Some kill their love when they are young,
And some when they are old;
Some strangle with the hands of Lust,
Some with the hands of Gold:
The kindest use a knife, because
The dead so soon grow cold.
Some love too little, some too long,
Some sell, and others buy;
Some do the deed with many tears,
And some without a sigh:
For each man kills the thing he loves,
Yet each man does not die.”
My
father didn’t tell me the backstory, and that the “coward with a kiss” was
Douglas, whom Wilde felt had caused his incarceration, and then abandoned
him. At five, I don’t think I would have
grasped it, but even at five I understood from these words what a soul
destroying place prison was.
A
soul-destroying prison need not be a physical place. Over the past fifty years I have watched
friends struggle with their sexuality, afraid to reveal that they were
gay. I can think of at least four, men
in their sixties and seventies who have lived an apparently sexless life,
rather than come out. (Of course they
might have secret sex lives, and since they aren’t out, might not be gay, but I
would bet on both of my suspicions.) I
find that terribly sad, a lifetime’s happiness wasted, times four. While no one expects prosecution these days
under indecency laws, their existence helps maintain the painful status
quo. There is a wide generation gap in
perceptions of gays, with younger people accepting, while their elders remain
bound by their prejudices. Politically,
the most common excuse is that “people aren’t ready.” I heard those same excuses in the
nineteen-seventies, when the question was whether to hire Blacks; I lived in a
lily white suburb of Chicago, and the people my bosses feared weren’t ready,
were our customers. They were right:
some of our customers weren’t ready. But
they learned, and it was time they did.
The mild discomfort they experienced was not comparable to the major
harm we would have done by catering to their prejudices.
Oscar
Wilde expressed a philosophy that today seems quaint and naïve. He believed that the highest goal was to
create art, for the purpose of expressing beauty. That this would ennoble us, and only this
would save us. When he realized what
they were doing to him, he asked why, since he had “hurt no one;” why were they
trying to hurt him? Quaint and naïve? Perhaps.

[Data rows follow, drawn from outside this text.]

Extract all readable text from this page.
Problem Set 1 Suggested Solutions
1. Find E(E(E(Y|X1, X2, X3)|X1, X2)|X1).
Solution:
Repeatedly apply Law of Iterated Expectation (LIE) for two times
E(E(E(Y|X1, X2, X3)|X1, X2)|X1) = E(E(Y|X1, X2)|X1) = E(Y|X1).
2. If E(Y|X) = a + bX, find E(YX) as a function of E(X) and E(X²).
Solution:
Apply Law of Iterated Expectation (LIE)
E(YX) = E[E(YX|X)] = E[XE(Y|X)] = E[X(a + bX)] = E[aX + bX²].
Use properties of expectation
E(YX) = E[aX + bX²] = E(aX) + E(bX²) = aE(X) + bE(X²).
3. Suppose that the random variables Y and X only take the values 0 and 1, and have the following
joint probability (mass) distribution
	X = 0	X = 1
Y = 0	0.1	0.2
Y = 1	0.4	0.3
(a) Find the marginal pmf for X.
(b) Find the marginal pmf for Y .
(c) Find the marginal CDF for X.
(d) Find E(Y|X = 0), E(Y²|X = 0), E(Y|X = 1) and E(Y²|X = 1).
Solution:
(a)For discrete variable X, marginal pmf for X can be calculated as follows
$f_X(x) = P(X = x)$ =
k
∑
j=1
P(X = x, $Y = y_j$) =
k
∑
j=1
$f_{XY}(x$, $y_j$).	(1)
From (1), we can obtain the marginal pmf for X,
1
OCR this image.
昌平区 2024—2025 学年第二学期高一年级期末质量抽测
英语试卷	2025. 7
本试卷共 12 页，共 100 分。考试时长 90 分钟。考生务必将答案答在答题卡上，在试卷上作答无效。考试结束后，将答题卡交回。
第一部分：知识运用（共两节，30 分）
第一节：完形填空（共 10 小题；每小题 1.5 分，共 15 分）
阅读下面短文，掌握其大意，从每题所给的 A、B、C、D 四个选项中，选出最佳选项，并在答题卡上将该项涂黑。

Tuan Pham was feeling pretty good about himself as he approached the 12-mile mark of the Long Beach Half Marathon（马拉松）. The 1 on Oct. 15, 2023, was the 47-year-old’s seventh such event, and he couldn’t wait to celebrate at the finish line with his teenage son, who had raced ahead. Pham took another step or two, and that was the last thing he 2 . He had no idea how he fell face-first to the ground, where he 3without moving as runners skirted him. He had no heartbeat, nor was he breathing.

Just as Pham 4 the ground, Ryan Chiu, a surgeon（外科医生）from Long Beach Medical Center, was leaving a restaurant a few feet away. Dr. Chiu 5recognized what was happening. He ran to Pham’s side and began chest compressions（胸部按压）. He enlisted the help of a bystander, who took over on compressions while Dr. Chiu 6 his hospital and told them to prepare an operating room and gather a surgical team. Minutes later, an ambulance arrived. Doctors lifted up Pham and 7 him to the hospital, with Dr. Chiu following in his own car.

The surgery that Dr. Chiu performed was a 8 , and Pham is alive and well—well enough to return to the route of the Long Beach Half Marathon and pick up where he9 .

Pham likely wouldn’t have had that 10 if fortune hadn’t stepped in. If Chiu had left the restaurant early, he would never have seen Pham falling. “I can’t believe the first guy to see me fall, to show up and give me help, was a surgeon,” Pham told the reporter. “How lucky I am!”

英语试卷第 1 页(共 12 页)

But it has been one hundred and eighteen years since he was sentenced,
almost to the day. And today, this very
evening, in a few minutes, the curtain will rise on The Importance Of Being Earnest, right here in Singapore. He is immortal, while the men who “hurt him”
are forgotten, or if remembered at all, reviled.
There
are a few more performances of Earnest, and one more reading this Sunday of Gross
Indecency. I encourage my friends to see
either, or both. Let’s do our part to
keep the curtain rising on Wilde, while lowering it on indecent indecency laws.